In another point of view, some researchers have focused on the direct incorporation of metal oxide nanoparticles into bioglass and fabricated bioactive glass-metal oxide nanocomposites due to the great characteristics of nano bioactive glasses, such as great antibacterial behavior, [30] osteoblast cell adhesion, and proliferation [31]. As an example, Saqaie et al. [32] synthesized bioactive glass-forsterite nanocomposites by adding the various weight percent of forsterite (Mg2SiO4) to the 58S bioactive glass powders and studied its effect on the bioactivity of the prepared samples. They concluded that the sample containing 20 wt. % of forsterite exhibited the highest bioactivity by the formation of a hydroxyl-carbonate apatite layer (HCA) on the nanocomposite surface.

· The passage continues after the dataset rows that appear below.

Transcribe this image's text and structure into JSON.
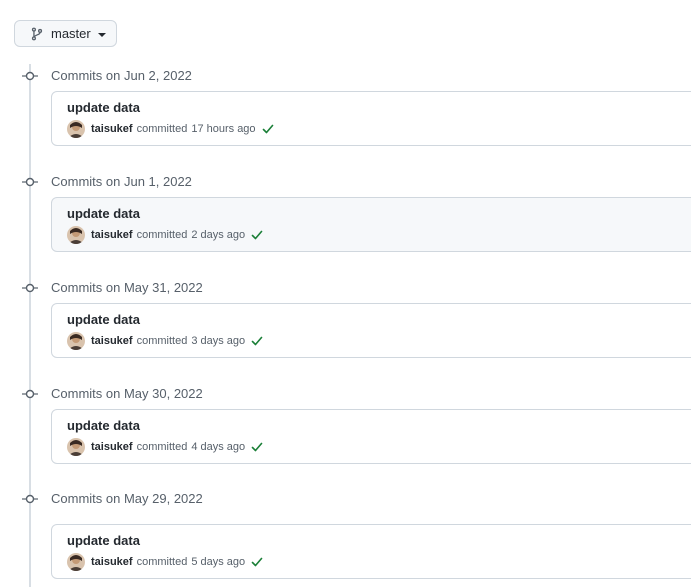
{
  "branch": {
    "label": "master",
    "icon": "git-branch-icon"
  },
  "commit_groups": [
    {
      "date": "Commits on Jun 2, 2022",
      "commit": {
        "title": "update data",
        "author": "taisukef",
        "verb": "committed",
        "time": "17 hours ago",
        "status": "success",
        "status_color": "#1a7f37"
      }
    },
    {
      "date": "Commits on Jun 1, 2022",
      "commit": {
        "title": "update data",
        "author": "taisukef",
        "verb": "committed",
        "time": "2 days ago",
        "status": "success",
        "status_color": "#1a7f37"
      }
    },
    {
      "date": "Commits on May 31, 2022",
      "commit": {
        "title": "update data",
        "author": "taisukef",
        "verb": "committed",
        "time": "3 days ago",
        "status": "success",
        "status_color": "#1a7f37"
      }
    },
    {
      "date": "Commits on May 30, 2022",
      "commit": {
        "title": "update data",
        "author": "taisukef",
        "verb": "committed",
        "time": "4 days ago",
        "status": "success",
        "status_color": "#1a7f37"
      }
    },
    {
      "date": "Commits on May 29, 2022",
      "commit": {
        "title": "update data",
        "author": "taisukef",
        "verb": "committed",
        "time": "5 days ago",
        "status": "success",
        "status_color": "#1a7f37"
      }
    }
  ]
}
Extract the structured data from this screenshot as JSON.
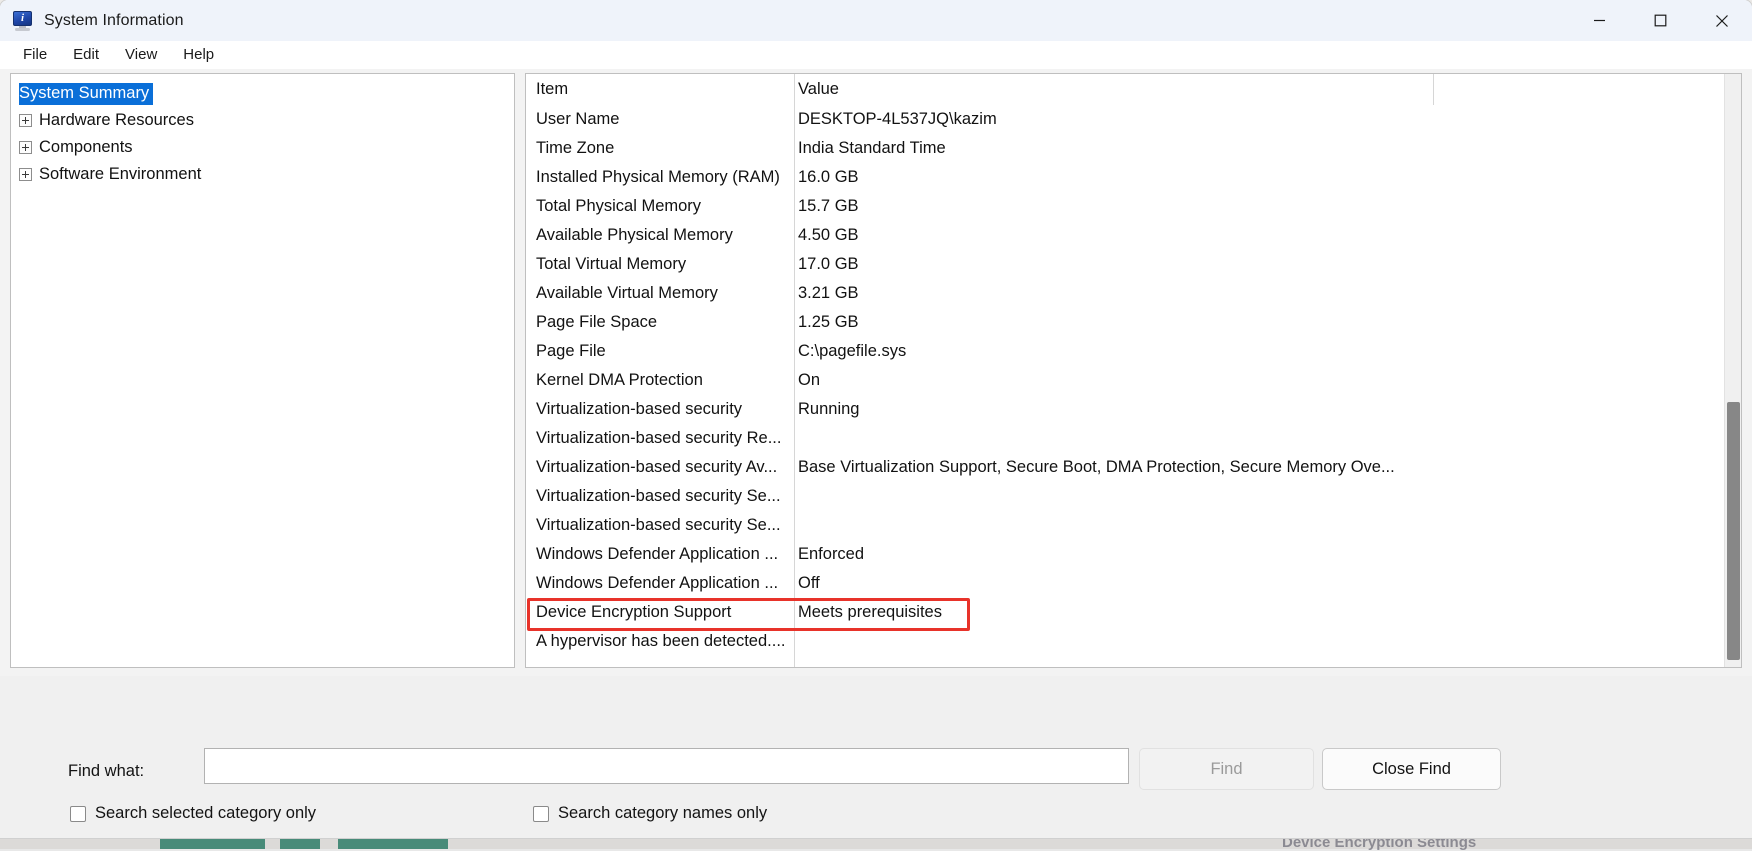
{
  "window": {
    "title": "System Information",
    "icon": "system-information-monitor-icon",
    "controls": {
      "minimize": "minimize-icon",
      "maximize": "maximize-icon",
      "close": "close-icon"
    }
  },
  "menu": {
    "items": [
      "File",
      "Edit",
      "View",
      "Help"
    ]
  },
  "tree": {
    "items": [
      {
        "label": "System Summary",
        "selected": true,
        "expandable": false
      },
      {
        "label": "Hardware Resources",
        "selected": false,
        "expandable": true
      },
      {
        "label": "Components",
        "selected": false,
        "expandable": true
      },
      {
        "label": "Software Environment",
        "selected": false,
        "expandable": true
      }
    ]
  },
  "table": {
    "columns": [
      "Item",
      "Value"
    ],
    "rows": [
      {
        "item": "User Name",
        "value": "DESKTOP-4L537JQ\\kazim"
      },
      {
        "item": "Time Zone",
        "value": "India Standard Time"
      },
      {
        "item": "Installed Physical Memory (RAM)",
        "value": "16.0 GB"
      },
      {
        "item": "Total Physical Memory",
        "value": "15.7 GB"
      },
      {
        "item": "Available Physical Memory",
        "value": "4.50 GB"
      },
      {
        "item": "Total Virtual Memory",
        "value": "17.0 GB"
      },
      {
        "item": "Available Virtual Memory",
        "value": "3.21 GB"
      },
      {
        "item": "Page File Space",
        "value": "1.25 GB"
      },
      {
        "item": "Page File",
        "value": "C:\\pagefile.sys"
      },
      {
        "item": "Kernel DMA Protection",
        "value": "On"
      },
      {
        "item": "Virtualization-based security",
        "value": "Running"
      },
      {
        "item": "Virtualization-based security Re...",
        "value": ""
      },
      {
        "item": "Virtualization-based security Av...",
        "value": "Base Virtualization Support, Secure Boot, DMA Protection, Secure Memory Ove..."
      },
      {
        "item": "Virtualization-based security Se...",
        "value": ""
      },
      {
        "item": "Virtualization-based security Se...",
        "value": ""
      },
      {
        "item": "Windows Defender Application ...",
        "value": "Enforced"
      },
      {
        "item": "Windows Defender Application ...",
        "value": "Off"
      },
      {
        "item": "Device Encryption Support",
        "value": "Meets prerequisites",
        "highlighted": true
      },
      {
        "item": "A hypervisor has been detected....",
        "value": ""
      }
    ]
  },
  "find": {
    "label": "Find what:",
    "value": "",
    "placeholder": "",
    "find_button": "Find",
    "close_button": "Close Find",
    "checkbox_selected_category": "Search selected category only",
    "checkbox_category_names": "Search category names only",
    "selected_category_checked": false,
    "category_names_checked": false
  },
  "annotation": {
    "color": "#e8332a",
    "target_row": "Device Encryption Support"
  },
  "background": {
    "ghost_text": "Device Encryption Settings"
  }
}
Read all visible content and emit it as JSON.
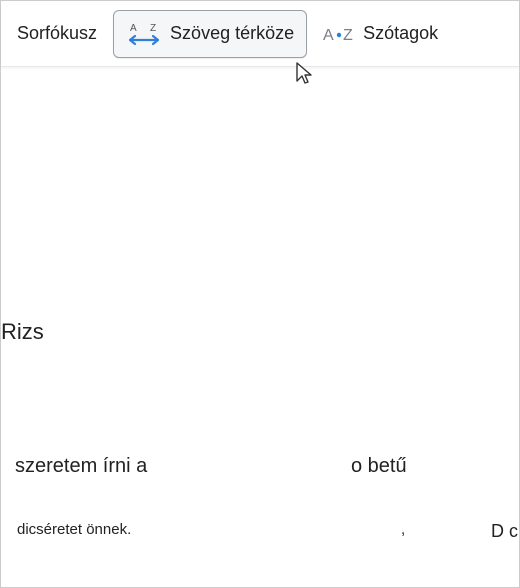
{
  "toolbar": {
    "items": [
      {
        "label": "Sorfókusz"
      },
      {
        "label": "Szöveg térköze"
      },
      {
        "label": "Szótagok"
      }
    ]
  },
  "content": {
    "rizs": "Rizs",
    "szeretem": "szeretem írni a",
    "obetu": "o betű",
    "dicseret": "dicséretet önnek.",
    "comma": ",",
    "dc": "D c"
  },
  "colors": {
    "iconBlue": "#2f7ed8",
    "iconGray": "#7a7f85"
  }
}
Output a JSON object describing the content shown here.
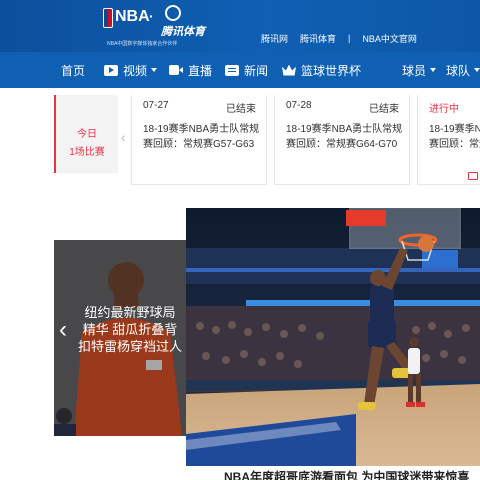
{
  "header": {
    "logo": {
      "nba_text": "NBA",
      "dot": "·",
      "tencent_sports": "腾讯体育",
      "partner_line": "NBA中国数字媒体独家合作伙伴"
    },
    "links": [
      "腾讯网",
      "腾讯体育",
      "|",
      "NBA中文官网"
    ]
  },
  "nav": {
    "items": [
      {
        "label": "首页",
        "icon": "",
        "caret": false
      },
      {
        "label": "视频",
        "icon": "video-icon",
        "caret": true
      },
      {
        "label": "直播",
        "icon": "live-icon",
        "caret": false
      },
      {
        "label": "新闻",
        "icon": "news-icon",
        "caret": false
      },
      {
        "label": "篮球世界杯",
        "icon": "crown-icon",
        "caret": false
      },
      {
        "label": "球员",
        "icon": "",
        "caret": true
      },
      {
        "label": "球队",
        "icon": "",
        "caret": true
      }
    ]
  },
  "schedule": {
    "today_label": "今日",
    "today_count": "1场比赛",
    "prev_arrow": "‹",
    "games": [
      {
        "date": "07-27",
        "status": "已结束",
        "title_line1": "18-19赛季NBA勇士队常规",
        "title_line2": "赛回顾：常规赛G57-G63"
      },
      {
        "date": "07-28",
        "status": "已结束",
        "title_line1": "18-19赛季NBA勇士队常规",
        "title_line2": "赛回顾：常规赛G64-G70"
      },
      {
        "date": "",
        "status": "进行中",
        "title_line1": "18-19赛季NBA",
        "title_line2": "赛回顾：常规"
      }
    ]
  },
  "feature": {
    "side_title": "纽约最新野球局 精华 甜瓜折叠背扣特雷杨穿裆过人",
    "prev_arrow": "‹",
    "headline": "NBA年度超哥底游看面包 为中国球迷带来惊喜"
  },
  "colors": {
    "header_blue": "#0c4f9c",
    "nav_blue": "#0f5fb3",
    "accent_red": "#e8334a"
  }
}
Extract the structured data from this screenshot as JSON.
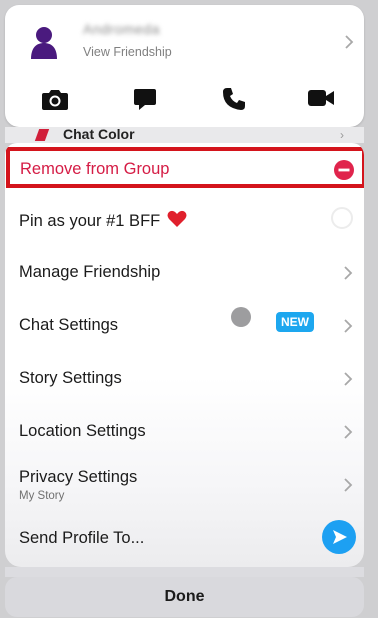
{
  "profile": {
    "name": "Andromeda",
    "view_friendship_label": "View Friendship",
    "avatar_color": "#4a1a7e"
  },
  "actions": [
    {
      "icon": "camera-icon"
    },
    {
      "icon": "chat-icon"
    },
    {
      "icon": "phone-icon"
    },
    {
      "icon": "video-icon"
    }
  ],
  "behind_row": {
    "label": "Chat Color"
  },
  "menu": {
    "remove_from_group": "Remove from Group",
    "pin_bff": "Pin as your #1 BFF",
    "manage_friendship": "Manage Friendship",
    "chat_settings": "Chat Settings",
    "chat_settings_badge": "NEW",
    "story_settings": "Story Settings",
    "location_settings": "Location Settings",
    "privacy_settings": "Privacy Settings",
    "privacy_settings_sub": "My Story",
    "send_profile_to": "Send Profile To..."
  },
  "done_label": "Done",
  "colors": {
    "remove_text": "#d51c45",
    "highlight_border": "#d4141c",
    "new_badge": "#1da7ef",
    "send_button": "#1da0f2"
  }
}
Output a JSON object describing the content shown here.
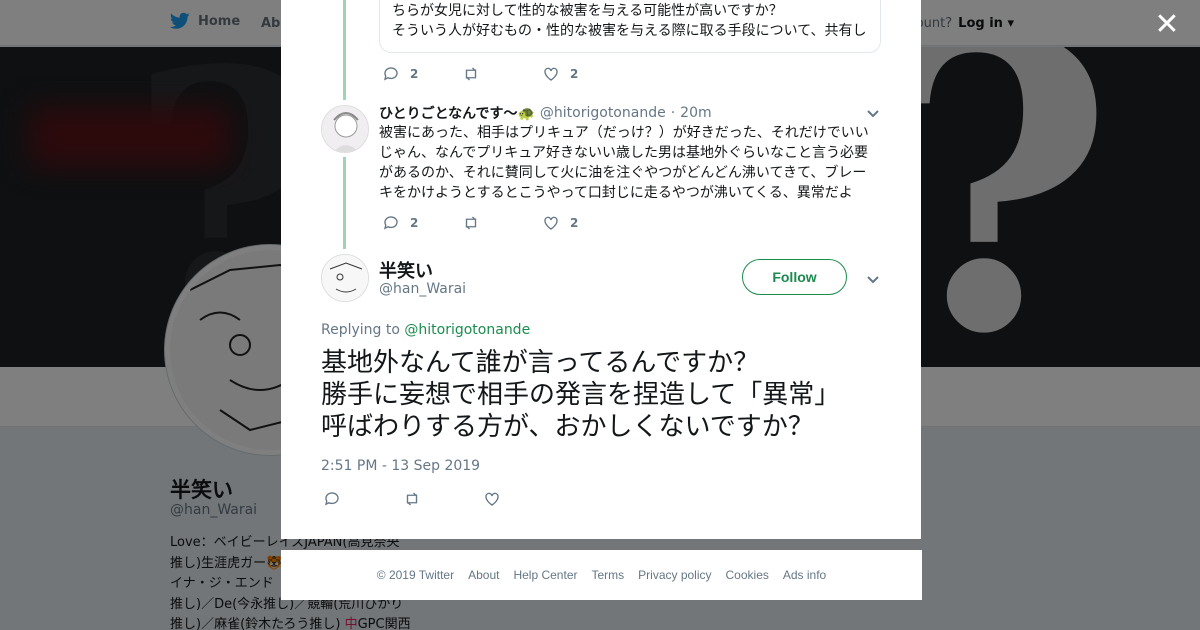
{
  "nav": {
    "home_label": "Home",
    "about_label": "Abo",
    "account_prompt": "ccount?",
    "login_label": "Log in"
  },
  "profile": {
    "name": "半笑い",
    "handle": "@han_Warai",
    "bio_lines": [
      "Love：ベイビーレイズJAPAN(高見奈央",
      "推し)生涯虎ガー🐯",
      "イナ・ジ・エンド",
      "推し)／De(今永推し)／競輪(荒川ひかり",
      "推し)／麻雀(鈴木たろう推し)"
    ],
    "bio_flag": "中",
    "bio_tail": "GPC関西"
  },
  "quoted_tweet": {
    "lines": [
      "ちらが女児に対して性的な被害を与える可能性が高いですか？",
      "そういう人が好むもの・性的な被害を与える際に取る手段について、共有し"
    ],
    "reply_count": "2",
    "like_count": "2"
  },
  "reply_tweet": {
    "name": "ひとりごとなんです～",
    "name_emoji": "🐢",
    "handle": "@hitorigotonande",
    "separator": "·",
    "time": "20m",
    "body_lines": [
      "被害にあった、相手はプリキュア（だっけ？）が好きだった、それだけでいい",
      "じゃん、なんでプリキュア好きないい歳した男は基地外ぐらいなこと言う必要",
      "があるのか、それに賛同して火に油を注ぐやつがどんどん沸いてきて、ブレー",
      "キをかけようとするとこうやって口封じに走るやつが沸いてくる、異常だよ"
    ],
    "reply_count": "2",
    "like_count": "2"
  },
  "main_tweet": {
    "name": "半笑い",
    "handle": "@han_Warai",
    "follow_label": "Follow",
    "replying_prefix": "Replying to",
    "replying_to": "@hitorigotonande",
    "text_lines": [
      "基地外なんて誰が言ってるんですか？",
      "勝手に妄想で相手の発言を捏造して「異常」",
      "呼ばわりする方が、おかしくないですか？"
    ],
    "timestamp": "2:51 PM - 13 Sep 2019"
  },
  "footer": {
    "links": [
      "© 2019 Twitter",
      "About",
      "Help Center",
      "Terms",
      "Privacy policy",
      "Cookies",
      "Ads info"
    ]
  },
  "colors": {
    "accent_green": "#1b8c4e",
    "thread_line": "#9ed6b4",
    "twitter_blue": "#1da1f2",
    "muted": "#657786"
  },
  "icons": [
    "twitter-bird-icon",
    "close-icon",
    "reply-icon",
    "retweet-icon",
    "like-icon",
    "chevron-down-icon"
  ]
}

According to above mentioned explanations, it is clear that different results were reported on the effect of the MgO contents in bioglass composition on the in vitro rate of HA formation [33, 34]. Moreover, to the best of our knowledge, there is no research reporting the effect of direct impregnation of MgO nanoparticles, with a good number of active sites for HA nucleation, into 58S bioactive glass on the bioactivity of resulting nano composites. The main goal of this research is to prepare a novel bioactive glass-magnesium oxide nanocomposite by impregnating different weight percent of magnesium oxide nanoparticles into 58S bioactive glass material. Moreover, the effect of MgO nanoparticles content present in the nanocomposites structure on the bioactivity of nanocomposite powders were evaluated through immersion of samples in the simulated body fluid at different time intervals of 14 and 28 days. Finally, the nanocomposite sample with the highest bioactivity was determined by comparing the bioactivity results obtained from characterization tests. Moreover, antibacterial activity of the produced bioactive nanocomposites against Methicillin-resistant Staphylococcus aureus (MRSA) bacteria is investigated.